Sunday, September 30, 2012

Alberti Boredom

It does not escape my attention that the post that has had the most views since the inception of this blog over two years ago is on boredom.

It is perhaps my favorite topic, as I know it so well and have watched in astonishment as my own boredom has been completely reversed.  The things that most bored me as a young player--Alberti bass most prominent among them--I now find most singularly fascinating.

Clearly the difference is not revealed in the notation, which is the same for the bored as for the fascinated player.  The difference is in the ear/hand connection generated by the action of vibrations within that incredible box, the piano's case.

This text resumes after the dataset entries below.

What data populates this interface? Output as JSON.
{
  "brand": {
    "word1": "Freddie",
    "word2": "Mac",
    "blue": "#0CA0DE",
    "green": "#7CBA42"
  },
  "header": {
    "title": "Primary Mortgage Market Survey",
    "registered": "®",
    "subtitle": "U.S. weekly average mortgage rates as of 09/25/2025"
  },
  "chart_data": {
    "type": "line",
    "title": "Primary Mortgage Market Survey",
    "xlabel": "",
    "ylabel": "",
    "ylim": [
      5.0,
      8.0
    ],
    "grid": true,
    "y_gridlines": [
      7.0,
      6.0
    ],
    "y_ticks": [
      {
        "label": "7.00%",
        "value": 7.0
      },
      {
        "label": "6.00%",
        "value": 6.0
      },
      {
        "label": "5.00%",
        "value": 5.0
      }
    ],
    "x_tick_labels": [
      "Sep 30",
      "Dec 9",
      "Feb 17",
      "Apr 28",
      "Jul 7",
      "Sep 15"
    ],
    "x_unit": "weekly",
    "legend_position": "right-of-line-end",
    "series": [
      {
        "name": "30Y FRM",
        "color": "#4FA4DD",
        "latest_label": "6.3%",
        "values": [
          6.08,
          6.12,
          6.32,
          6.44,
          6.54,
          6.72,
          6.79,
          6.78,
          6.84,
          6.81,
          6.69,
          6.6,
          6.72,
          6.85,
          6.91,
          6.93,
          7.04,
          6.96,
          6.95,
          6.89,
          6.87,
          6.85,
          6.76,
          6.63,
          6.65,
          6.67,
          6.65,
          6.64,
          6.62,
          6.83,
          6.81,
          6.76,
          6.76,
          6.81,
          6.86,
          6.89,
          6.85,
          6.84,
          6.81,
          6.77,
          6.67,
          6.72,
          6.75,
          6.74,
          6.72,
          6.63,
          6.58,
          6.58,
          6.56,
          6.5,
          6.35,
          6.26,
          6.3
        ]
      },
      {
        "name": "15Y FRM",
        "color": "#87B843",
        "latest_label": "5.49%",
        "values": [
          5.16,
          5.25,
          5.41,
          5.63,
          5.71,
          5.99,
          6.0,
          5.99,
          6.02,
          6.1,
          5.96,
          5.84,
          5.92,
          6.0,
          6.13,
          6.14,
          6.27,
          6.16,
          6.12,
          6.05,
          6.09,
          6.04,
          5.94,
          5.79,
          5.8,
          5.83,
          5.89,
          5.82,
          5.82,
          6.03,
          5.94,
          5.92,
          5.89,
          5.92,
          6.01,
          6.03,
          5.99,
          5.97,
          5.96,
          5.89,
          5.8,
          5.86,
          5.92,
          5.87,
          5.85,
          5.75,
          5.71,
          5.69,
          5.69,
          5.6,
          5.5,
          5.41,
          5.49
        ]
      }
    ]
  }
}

As each tone of the Alberti figure changes the note sustained above (or perhaps below) it is altered as if magically, from within its vibration field.  These successive alterations cause a seeming rise and fall of intensity in the sound as the intervals vary from consonant to dissonant.  The piano seems to come to life.

But fingers do not make this happen; rather they respond to the string activity.  Since that activity is entirely unpredictable the fingers move always as if for the very first time from one combination to the next.

Ah, yes! the foot!  I cannot omit the importance of a well-placed damper rail that lifts all the dampers ever so slightly off the string, not enough to sustain the full sound of any one key, but enough to permit the velvet admixture of strange with familiar vibrations.  My right foot, by allowing the strings to do their "thing," arouses a sense of wonder in my fingers as my ear hears every individual sound as if for the first time.

Playing this way makes me feel as if I am inventing the instrument, not repeating a piece.